Anyway - we made it through the entire movie. And we may or may not have rewound and watched that bit where the underaged/overdeveloped bronze god of modern day musculature tore his shirt off to blot a small cut on no-talent-hack Kristen Stewart's brow three times. Maybe four, it's all a bit fuzzy.
But that is not my point. I have now seen two Twilight movies and read one of the books (couldn't get farther than that one) and still, I come away from them perplexed. I don't get why they're so popular. I really don't.

I think about the movies and books that defined the combined romantic ideals of danger and love for me in those formative early teen years...and even how much I loved that gothic vampire stuff (seriously, you don't want to know how many times I watched
Brahm Stoker's Dracula. It's where the whole Gary Oldman obsession started). But I'm convinced that if I'd picked up and read Twilight when I was 13, I would've wanted to throw it across the room as much as I did at 29.

First of all - who's all like "I want you. We're connected. Why fight it. I can't live without you." at the creepiest guy in school when you're 17 and the new girl? I think Bella and Edward's fourth conversation was about how much they love each other...with a little "but I may kill you" thrown in to keep things lively. Young people don't move that fast. They have to analyze everything to death with their friends and then send a few vague emails or texts before any big decisions are made.

And what teenager in this day and age gets seduced by Claire de Lune? Come on. I'd be all..."um, you've been alive since before jazz was invented and THIS is what you're rolling with?" Weak.

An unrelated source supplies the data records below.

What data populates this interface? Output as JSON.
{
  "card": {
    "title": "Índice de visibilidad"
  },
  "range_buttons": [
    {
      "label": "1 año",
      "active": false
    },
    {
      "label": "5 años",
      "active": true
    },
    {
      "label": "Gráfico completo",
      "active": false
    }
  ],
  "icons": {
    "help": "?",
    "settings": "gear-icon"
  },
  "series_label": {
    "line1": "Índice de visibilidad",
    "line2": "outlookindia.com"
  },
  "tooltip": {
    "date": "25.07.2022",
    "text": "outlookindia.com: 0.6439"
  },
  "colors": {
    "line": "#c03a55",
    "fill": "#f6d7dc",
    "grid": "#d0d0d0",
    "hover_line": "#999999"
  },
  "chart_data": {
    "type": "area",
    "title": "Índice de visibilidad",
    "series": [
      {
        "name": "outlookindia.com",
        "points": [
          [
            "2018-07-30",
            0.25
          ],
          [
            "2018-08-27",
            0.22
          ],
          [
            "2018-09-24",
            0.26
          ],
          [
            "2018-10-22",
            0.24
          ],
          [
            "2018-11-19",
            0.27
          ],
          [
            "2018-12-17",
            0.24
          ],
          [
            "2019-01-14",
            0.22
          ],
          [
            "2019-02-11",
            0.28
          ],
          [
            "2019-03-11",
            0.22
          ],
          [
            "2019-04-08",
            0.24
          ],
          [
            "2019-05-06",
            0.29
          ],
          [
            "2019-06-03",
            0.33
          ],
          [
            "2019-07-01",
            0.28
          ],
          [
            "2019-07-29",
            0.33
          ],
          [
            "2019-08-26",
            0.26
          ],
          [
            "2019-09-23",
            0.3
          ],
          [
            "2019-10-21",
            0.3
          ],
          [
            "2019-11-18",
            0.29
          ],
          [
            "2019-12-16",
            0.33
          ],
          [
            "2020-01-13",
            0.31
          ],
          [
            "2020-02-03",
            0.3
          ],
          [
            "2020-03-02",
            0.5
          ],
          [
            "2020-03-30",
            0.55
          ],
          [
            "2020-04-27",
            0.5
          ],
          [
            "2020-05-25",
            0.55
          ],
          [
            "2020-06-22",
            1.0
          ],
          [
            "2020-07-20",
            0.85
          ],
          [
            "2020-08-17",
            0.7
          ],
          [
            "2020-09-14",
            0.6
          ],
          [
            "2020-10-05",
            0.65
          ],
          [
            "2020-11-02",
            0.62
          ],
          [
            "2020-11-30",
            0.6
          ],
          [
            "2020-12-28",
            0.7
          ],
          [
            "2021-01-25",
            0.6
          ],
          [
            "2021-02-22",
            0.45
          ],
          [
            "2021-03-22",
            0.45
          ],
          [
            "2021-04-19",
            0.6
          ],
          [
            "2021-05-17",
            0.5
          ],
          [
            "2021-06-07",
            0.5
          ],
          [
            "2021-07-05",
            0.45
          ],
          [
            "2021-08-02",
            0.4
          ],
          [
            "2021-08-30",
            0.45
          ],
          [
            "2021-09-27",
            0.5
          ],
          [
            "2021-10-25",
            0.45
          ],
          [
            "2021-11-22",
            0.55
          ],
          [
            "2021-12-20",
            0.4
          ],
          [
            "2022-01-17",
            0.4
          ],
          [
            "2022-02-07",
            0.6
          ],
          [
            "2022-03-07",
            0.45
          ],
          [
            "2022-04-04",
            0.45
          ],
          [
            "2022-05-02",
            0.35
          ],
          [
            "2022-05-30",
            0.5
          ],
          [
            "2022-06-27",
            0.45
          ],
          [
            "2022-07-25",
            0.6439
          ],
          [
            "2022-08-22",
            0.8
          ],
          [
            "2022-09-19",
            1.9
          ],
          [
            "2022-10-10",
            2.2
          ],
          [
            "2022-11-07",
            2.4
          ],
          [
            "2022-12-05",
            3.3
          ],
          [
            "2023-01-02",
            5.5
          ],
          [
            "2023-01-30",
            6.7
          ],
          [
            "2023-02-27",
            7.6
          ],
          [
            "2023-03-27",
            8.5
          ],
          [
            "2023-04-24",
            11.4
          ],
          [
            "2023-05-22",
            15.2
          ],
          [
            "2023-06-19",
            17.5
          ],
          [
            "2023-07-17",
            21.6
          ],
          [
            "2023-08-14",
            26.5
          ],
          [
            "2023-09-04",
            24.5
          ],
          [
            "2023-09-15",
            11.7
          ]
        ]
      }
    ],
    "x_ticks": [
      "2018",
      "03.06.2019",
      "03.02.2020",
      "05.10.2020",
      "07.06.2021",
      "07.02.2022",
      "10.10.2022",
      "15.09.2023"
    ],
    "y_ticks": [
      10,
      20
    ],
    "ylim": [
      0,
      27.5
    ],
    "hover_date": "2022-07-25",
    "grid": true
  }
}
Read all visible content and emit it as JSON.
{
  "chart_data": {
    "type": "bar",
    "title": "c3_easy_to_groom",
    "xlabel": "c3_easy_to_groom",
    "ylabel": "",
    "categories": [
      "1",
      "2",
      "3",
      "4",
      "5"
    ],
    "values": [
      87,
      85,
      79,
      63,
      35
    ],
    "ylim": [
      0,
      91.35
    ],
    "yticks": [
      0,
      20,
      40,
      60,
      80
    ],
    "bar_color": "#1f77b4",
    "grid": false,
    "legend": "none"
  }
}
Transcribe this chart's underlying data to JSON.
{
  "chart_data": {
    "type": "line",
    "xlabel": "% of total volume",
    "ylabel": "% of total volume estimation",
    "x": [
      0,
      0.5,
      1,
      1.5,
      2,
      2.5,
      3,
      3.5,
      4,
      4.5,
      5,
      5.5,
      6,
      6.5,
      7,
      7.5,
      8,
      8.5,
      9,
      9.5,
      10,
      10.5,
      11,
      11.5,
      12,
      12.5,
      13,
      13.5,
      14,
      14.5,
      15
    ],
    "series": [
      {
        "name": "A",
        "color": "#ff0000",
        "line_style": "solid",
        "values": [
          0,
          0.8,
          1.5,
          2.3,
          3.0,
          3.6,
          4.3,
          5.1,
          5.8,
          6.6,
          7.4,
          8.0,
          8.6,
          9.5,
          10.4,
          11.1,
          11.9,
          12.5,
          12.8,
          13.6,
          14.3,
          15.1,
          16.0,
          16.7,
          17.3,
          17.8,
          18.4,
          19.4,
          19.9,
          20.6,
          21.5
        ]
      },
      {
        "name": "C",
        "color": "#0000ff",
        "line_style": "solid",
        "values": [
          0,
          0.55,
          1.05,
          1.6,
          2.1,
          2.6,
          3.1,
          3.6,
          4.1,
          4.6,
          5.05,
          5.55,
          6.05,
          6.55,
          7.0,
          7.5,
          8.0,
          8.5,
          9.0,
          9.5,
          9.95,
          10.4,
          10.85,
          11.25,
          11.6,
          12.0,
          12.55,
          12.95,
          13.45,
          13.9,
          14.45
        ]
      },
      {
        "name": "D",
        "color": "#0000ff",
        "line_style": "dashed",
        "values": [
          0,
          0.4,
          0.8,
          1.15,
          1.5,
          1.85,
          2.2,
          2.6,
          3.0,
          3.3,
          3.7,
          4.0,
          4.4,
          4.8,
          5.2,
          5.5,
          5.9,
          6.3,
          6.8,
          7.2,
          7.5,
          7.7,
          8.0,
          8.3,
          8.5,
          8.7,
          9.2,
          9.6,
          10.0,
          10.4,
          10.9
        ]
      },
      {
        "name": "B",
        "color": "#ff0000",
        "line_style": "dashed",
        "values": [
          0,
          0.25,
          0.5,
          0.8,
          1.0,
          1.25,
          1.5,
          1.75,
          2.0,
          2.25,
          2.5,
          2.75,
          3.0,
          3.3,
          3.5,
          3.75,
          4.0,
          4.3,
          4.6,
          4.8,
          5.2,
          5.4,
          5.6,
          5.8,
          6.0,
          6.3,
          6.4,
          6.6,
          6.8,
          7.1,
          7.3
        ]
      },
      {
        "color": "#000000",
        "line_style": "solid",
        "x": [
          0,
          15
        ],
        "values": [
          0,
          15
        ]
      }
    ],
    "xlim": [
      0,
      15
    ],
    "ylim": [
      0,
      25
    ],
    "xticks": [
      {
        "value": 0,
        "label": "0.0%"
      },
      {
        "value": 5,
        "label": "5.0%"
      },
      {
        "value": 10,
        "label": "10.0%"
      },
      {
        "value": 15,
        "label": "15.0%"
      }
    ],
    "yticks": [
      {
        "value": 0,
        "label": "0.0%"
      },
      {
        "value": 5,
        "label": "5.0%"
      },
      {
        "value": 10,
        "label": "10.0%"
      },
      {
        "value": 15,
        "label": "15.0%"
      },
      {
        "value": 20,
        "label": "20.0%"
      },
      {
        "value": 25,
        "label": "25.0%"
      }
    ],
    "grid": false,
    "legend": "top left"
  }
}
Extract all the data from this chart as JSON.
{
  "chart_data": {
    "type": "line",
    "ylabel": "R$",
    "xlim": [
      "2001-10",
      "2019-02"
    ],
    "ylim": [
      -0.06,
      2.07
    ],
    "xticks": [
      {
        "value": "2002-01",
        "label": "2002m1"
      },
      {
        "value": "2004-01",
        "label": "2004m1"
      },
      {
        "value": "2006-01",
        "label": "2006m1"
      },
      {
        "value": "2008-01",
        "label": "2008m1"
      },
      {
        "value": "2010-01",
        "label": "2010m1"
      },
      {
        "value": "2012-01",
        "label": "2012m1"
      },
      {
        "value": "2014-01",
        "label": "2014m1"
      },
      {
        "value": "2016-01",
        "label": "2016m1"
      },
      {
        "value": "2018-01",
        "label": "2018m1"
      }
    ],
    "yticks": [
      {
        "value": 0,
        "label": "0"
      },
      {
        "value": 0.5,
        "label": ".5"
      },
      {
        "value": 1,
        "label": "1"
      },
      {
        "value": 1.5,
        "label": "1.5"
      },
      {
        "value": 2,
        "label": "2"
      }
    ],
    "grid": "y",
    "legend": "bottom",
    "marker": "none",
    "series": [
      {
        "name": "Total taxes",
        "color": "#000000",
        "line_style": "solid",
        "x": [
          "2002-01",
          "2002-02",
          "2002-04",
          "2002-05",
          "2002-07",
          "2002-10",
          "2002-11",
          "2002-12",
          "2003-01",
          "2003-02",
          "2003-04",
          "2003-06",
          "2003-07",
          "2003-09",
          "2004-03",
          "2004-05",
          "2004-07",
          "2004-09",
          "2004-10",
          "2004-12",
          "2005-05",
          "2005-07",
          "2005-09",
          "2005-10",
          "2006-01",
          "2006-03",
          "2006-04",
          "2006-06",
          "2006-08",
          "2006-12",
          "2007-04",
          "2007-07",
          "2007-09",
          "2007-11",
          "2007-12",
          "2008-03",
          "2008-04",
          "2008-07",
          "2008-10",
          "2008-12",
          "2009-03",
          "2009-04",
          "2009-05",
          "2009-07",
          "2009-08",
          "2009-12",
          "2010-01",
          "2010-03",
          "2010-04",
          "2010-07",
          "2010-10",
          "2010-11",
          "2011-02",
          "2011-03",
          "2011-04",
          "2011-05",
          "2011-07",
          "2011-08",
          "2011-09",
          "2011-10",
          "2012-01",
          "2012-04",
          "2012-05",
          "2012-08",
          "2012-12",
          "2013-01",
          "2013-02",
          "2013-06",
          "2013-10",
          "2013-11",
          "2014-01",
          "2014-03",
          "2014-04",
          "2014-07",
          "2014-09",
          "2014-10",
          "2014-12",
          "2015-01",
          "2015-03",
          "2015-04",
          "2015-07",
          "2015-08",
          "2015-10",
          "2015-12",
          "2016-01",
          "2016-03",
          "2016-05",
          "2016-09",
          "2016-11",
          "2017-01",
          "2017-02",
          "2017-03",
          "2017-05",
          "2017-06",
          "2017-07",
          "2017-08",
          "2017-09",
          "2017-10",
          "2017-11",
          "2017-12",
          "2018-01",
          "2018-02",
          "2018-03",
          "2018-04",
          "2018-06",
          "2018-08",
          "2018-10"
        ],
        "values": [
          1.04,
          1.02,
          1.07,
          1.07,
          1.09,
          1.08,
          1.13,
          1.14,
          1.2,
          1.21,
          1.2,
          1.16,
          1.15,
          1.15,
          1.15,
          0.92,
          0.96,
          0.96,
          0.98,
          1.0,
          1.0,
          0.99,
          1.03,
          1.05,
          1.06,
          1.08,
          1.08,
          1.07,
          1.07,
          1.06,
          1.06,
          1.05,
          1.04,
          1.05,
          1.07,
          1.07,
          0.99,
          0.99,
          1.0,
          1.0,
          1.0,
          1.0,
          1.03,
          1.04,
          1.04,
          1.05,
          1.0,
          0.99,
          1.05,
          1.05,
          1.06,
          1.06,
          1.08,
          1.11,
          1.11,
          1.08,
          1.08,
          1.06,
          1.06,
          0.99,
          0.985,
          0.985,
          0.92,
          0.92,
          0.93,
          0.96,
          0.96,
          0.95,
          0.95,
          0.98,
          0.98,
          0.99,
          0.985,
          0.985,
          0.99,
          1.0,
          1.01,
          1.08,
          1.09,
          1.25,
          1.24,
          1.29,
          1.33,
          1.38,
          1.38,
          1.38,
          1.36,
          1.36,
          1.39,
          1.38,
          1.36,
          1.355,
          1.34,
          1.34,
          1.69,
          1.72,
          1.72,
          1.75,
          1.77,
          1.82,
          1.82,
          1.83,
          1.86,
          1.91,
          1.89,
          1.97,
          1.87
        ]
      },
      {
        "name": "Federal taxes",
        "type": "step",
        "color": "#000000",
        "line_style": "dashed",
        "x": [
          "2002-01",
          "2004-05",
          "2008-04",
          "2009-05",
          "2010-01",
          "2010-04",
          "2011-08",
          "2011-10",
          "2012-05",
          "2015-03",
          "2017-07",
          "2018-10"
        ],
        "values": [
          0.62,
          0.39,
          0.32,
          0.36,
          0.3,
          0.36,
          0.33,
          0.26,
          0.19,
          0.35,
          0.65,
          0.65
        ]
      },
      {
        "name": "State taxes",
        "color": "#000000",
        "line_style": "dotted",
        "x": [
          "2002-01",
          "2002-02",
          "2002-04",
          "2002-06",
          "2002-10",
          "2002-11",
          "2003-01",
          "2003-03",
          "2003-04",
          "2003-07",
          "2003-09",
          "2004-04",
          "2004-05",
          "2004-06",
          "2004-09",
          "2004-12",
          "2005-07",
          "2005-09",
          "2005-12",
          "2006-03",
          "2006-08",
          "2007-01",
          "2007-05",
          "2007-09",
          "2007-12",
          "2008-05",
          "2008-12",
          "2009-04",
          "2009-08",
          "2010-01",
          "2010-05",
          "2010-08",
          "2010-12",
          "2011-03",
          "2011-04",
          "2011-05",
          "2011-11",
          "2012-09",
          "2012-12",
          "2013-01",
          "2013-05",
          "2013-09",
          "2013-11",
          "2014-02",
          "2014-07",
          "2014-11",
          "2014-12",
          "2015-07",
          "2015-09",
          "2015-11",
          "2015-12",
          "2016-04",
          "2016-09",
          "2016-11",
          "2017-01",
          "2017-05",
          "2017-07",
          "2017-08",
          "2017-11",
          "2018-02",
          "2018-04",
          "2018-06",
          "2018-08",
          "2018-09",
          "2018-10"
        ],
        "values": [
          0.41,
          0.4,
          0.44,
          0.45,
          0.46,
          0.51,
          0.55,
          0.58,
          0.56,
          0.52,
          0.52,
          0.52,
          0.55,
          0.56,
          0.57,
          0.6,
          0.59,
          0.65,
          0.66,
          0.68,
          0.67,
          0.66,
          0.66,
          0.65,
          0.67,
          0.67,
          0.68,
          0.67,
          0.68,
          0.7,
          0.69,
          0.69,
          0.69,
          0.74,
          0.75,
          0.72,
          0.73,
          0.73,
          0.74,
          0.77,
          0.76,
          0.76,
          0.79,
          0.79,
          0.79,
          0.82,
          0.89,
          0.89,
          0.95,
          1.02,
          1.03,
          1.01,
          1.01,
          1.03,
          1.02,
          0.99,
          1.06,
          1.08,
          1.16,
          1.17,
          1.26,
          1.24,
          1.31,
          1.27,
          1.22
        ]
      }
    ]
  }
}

So with this second book (well...movie...) it goes all sorts of through the roof. Edward is gone, but he comes back as a ghost(?? - not explained) to tell her not to do stupid shit she does anyway. Then she almost kisses a SIXTEEN year old a million times (um, that's a sophomore, friends. Did you think they were hot when you were a senior? Men, don't answer that). And then when she's done stringing the well-built puppy along, she jumps at the chance to marry Edward? At EIGHTEEN?! I mean, she's not even going to try to find a guy that isn't dead? Doesn't she understand that's what college is FOR?

What all of this says to me is that the author, Stephanie Somethingorother, grew up in a cave believing in unicorns with a Victrola, Debussy greatest hits and one worn out VHS copy of
Sixteen Candles, without ever meeting any other teenagers.

Regardless... this young man is uncomfortably good looking.


Sorry it's been so long. I've missed you, my pretties.